Foto: GEJO/TCE-PE divulgação

Fiscalização realizada pelo Tribunal de Contas de Pernambuco (TCE-PE) levou a uma redução de R$27,8 milhões nos gastos com energia elétrica dos órgãos públicos estaduais e municipais. O resultado foi alcançado por meio da auditoria ‘Energia sob Controle’, iniciada em 2024 para monitorar e otimizar as despesas com energia no setor público pernambucano. A ação foi viabilizada após a assinatura de um convênio entre o TCE-PE e a Secretaria Estadual da Fazenda (Sefaz-PE), em 2023. De acordo com o trabalho do Departamento de Controle Externo de Pessoal, Licitações e Tecnologia da Informação (DPLTI) do TCE-PE, os gastos com energia no Estado chegaram a R$ 826 milhões apenas em 2025. O valor inclui despesas com prédios administrativos, iluminação pública, hospitais, escolas e serviços de saneamento.

O trabalho avaliou 601 prédios vinculados a 35 órgãos e entidades públicas, com base em informações fiscais e técnicas de consumo de energia elétrica. O principal problema apontado foi a contratação de demanda de energia acima do consumo real das unidades públicas. A demanda contratada corresponde ao volume de energia que o consumidor se compromete a utilizar junto à distribuidora de energia (Neoenergia), independentemente do consumo efetivo.

Pelas regras da Agência Nacional de Energia Elétrica (Aneel), o consumo pode ultrapassar em até 5% o valor contratado. Acima desse limite, a diferença é cobrada em dobro, o que aumenta significativamente a conta de energia. Outro problema identificado foi a cobrança excedente de energia reativa, comum em instalações que utilizam equipamentos como motores, transformadores, compressores e lâmpadas fluorescentes. Quando o limite regulatório é ultrapassado, a distribuidora passa a cobrar separadamente esse excedente.

A auditoria também apontou contratos enquadrados inadequadamente na modalidade tarifária Azul, quando a Verde seria mais vantajosa para a maioria dos órgãos avaliados, por apresentar estrutura tarifária mais simples e menor custo. Segundo o auditor do DPLTI, Obed Vieira, um dos responsáveis pelo trabalho, a atuação do TCE-PE foi além da identificação dos problemas. “Por meio da Escola de Contas, o Tribunal capacitou os gestores e forneceu ferramentas para que as próprias unidades fiscalizadas desenvolvessem soluções para a correta gestão energética”, disse.

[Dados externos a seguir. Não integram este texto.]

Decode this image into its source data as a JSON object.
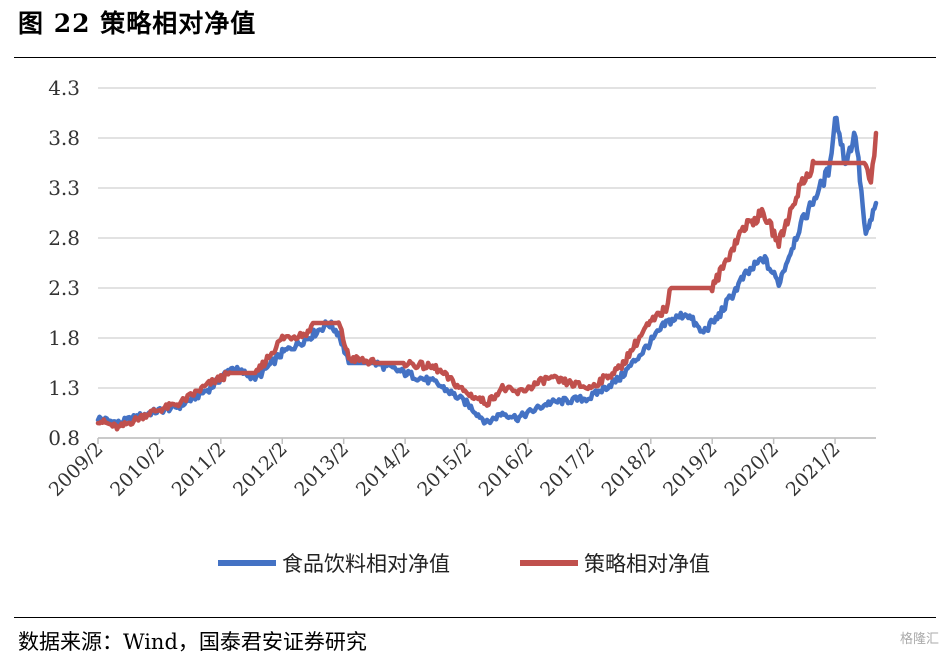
{
  "header": {
    "title": "图 22  策略相对净值"
  },
  "footer": {
    "source": "数据来源：Wind，国泰君安证券研究",
    "watermark": "格隆汇"
  },
  "colors": {
    "food_beverage": "#4472C4",
    "strategy": "#C0504D",
    "grid": "#d9d9d9"
  },
  "chart_data": {
    "type": "line",
    "title": "",
    "xlabel": "",
    "ylabel": "",
    "ylim": [
      0.8,
      4.3
    ],
    "yticks": [
      "4.3",
      "3.8",
      "3.3",
      "2.8",
      "2.3",
      "1.8",
      "1.3",
      "0.8"
    ],
    "xticks": [
      "2009/2",
      "2010/2",
      "2011/2",
      "2012/2",
      "2013/2",
      "2014/2",
      "2015/2",
      "2016/2",
      "2017/2",
      "2018/2",
      "2019/2",
      "2020/2",
      "2021/2"
    ],
    "grid": "horizontal",
    "legend_position": "bottom",
    "series": [
      {
        "name": "食品饮料相对净值",
        "color": "#4472C4",
        "points": [
          [
            "2009/2",
            1.0
          ],
          [
            "2009/6",
            0.95
          ],
          [
            "2009/12",
            1.05
          ],
          [
            "2010/6",
            1.12
          ],
          [
            "2010/12",
            1.3
          ],
          [
            "2011/4",
            1.5
          ],
          [
            "2011/9",
            1.4
          ],
          [
            "2012/2",
            1.65
          ],
          [
            "2012/7",
            1.8
          ],
          [
            "2012/11",
            1.95
          ],
          [
            "2013/1",
            1.85
          ],
          [
            "2013/3",
            1.55
          ],
          [
            "2013/8",
            1.55
          ],
          [
            "2014/2",
            1.45
          ],
          [
            "2014/8",
            1.35
          ],
          [
            "2015/2",
            1.15
          ],
          [
            "2015/6",
            0.95
          ],
          [
            "2015/9",
            1.05
          ],
          [
            "2015/12",
            1.0
          ],
          [
            "2016/6",
            1.15
          ],
          [
            "2017/2",
            1.2
          ],
          [
            "2017/8",
            1.4
          ],
          [
            "2018/1",
            1.7
          ],
          [
            "2018/5",
            1.95
          ],
          [
            "2018/9",
            2.05
          ],
          [
            "2018/12",
            1.85
          ],
          [
            "2019/3",
            2.0
          ],
          [
            "2019/8",
            2.4
          ],
          [
            "2019/12",
            2.6
          ],
          [
            "2020/3",
            2.35
          ],
          [
            "2020/7",
            2.9
          ],
          [
            "2021/1",
            3.5
          ],
          [
            "2021/2",
            4.05
          ],
          [
            "2021/4",
            3.55
          ],
          [
            "2021/6",
            3.85
          ],
          [
            "2021/8",
            2.8
          ],
          [
            "2021/10",
            3.15
          ]
        ]
      },
      {
        "name": "策略相对净值",
        "color": "#C0504D",
        "points": [
          [
            "2009/2",
            0.98
          ],
          [
            "2009/6",
            0.9
          ],
          [
            "2009/12",
            1.05
          ],
          [
            "2010/6",
            1.15
          ],
          [
            "2010/12",
            1.35
          ],
          [
            "2011/4",
            1.45
          ],
          [
            "2011/9",
            1.45
          ],
          [
            "2012/2",
            1.8
          ],
          [
            "2012/7",
            1.85
          ],
          [
            "2012/8",
            1.95
          ],
          [
            "2013/1",
            1.95
          ],
          [
            "2013/3",
            1.6
          ],
          [
            "2013/8",
            1.55
          ],
          [
            "2014/2",
            1.55
          ],
          [
            "2014/8",
            1.5
          ],
          [
            "2015/2",
            1.25
          ],
          [
            "2015/6",
            1.15
          ],
          [
            "2015/9",
            1.3
          ],
          [
            "2015/12",
            1.25
          ],
          [
            "2016/6",
            1.4
          ],
          [
            "2017/2",
            1.3
          ],
          [
            "2017/8",
            1.5
          ],
          [
            "2018/1",
            1.9
          ],
          [
            "2018/5",
            2.1
          ],
          [
            "2018/6",
            2.3
          ],
          [
            "2019/2",
            2.3
          ],
          [
            "2019/8",
            2.9
          ],
          [
            "2019/12",
            3.05
          ],
          [
            "2020/3",
            2.75
          ],
          [
            "2020/7",
            3.3
          ],
          [
            "2020/10",
            3.55
          ],
          [
            "2021/1",
            3.55
          ],
          [
            "2021/8",
            3.55
          ],
          [
            "2021/9",
            3.3
          ],
          [
            "2021/10",
            3.85
          ]
        ]
      }
    ]
  }
}
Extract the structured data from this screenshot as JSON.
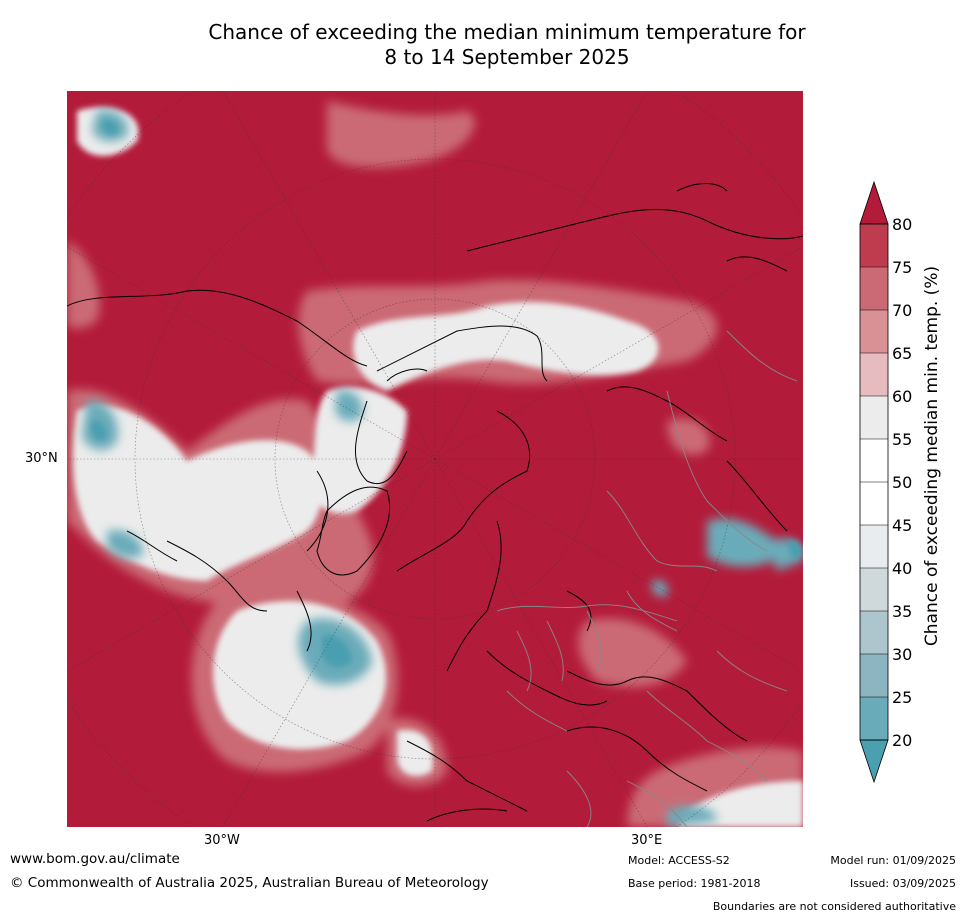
{
  "title": {
    "line1": "Chance of exceeding the median minimum temperature for",
    "line2": "8 to 14 September 2025"
  },
  "map": {
    "lat_label": "30°N",
    "lon_labels": [
      "30°W",
      "30°E"
    ],
    "dominant_color": "#b31b3a"
  },
  "colorbar": {
    "title": "Chance of exceeding median min. temp. (%)",
    "ticks": [
      "80",
      "75",
      "70",
      "65",
      "60",
      "55",
      "50",
      "45",
      "40",
      "35",
      "30",
      "25",
      "20"
    ],
    "colors": [
      "#b31b3a",
      "#bf3c4e",
      "#cb6a75",
      "#d99196",
      "#e7bcc0",
      "#ececec",
      "#ffffff",
      "#ffffff",
      "#e8ecef",
      "#cfd9dc",
      "#adc6cd",
      "#8db5c1",
      "#6aabb9",
      "#4a9fb0"
    ]
  },
  "footer": {
    "url": "www.bom.gov.au/climate",
    "copyright": "© Commonwealth of Australia 2025, Australian Bureau of Meteorology",
    "model": "Model: ACCESS-S2",
    "base_period": "Base period: 1981-2018",
    "model_run": "Model run: 01/09/2025",
    "issued": "Issued: 03/09/2025",
    "disclaimer": "Boundaries are not considered authoritative"
  }
}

Os resultados também foram impulsionados por cursos promovidos pela Secretaria de Administração de Pernambuco, por meio da Superintendência de Energias Renováveis, entre 2024 e 2025, que contaram com a participação de servidores das Gerências de Fiscalização de Tecnologia da Informação e de Saneamento, Meio Ambiente e Energia do TCE-PE.

Conta mais barata

Entre os órgãos que apresentaram maior economia projetada para os próximos cinco anos estão a Secretaria de Administração Penitenciária e Ressocialização de Pernambuco, com redução estimada na conta de luz de R$ 8,5 milhões; a Secretaria Estadual de Educação e Esportes, com R$ 5,9 milhões; o Tribunal de Justiça de Pernambuco (TJPE), com R$ 3,8 milhões; e a Prefeitura do Recife, com R$1,5 milhão.

O próprio TCE-PE reduziu suas despesas com energia em R$ 1,07 milhão. Somente com a correção da demanda contratada, principal falha encontrada pela auditoria, os órgãos públicos avaliados economizaram R$26,05 milhões. “O Tribunal posicionou-se na vanguarda da fiscalização nacional, estabelecendo um modelo de auditoria energética replicável e escalável. Os números comprovam a eficácia da metodologia adotada e representam não apenas ganho financeiro imediato, mas também um passo decisivo rumo à sustentabilidade e à eficiência no uso dos recursos públicos”, concluiu Vieira. As informações estão disponíveis na aba ‘Saiba Mais’ do portal Tome Conta do TCE-PE, onde também pode ser acessado o relatório completo.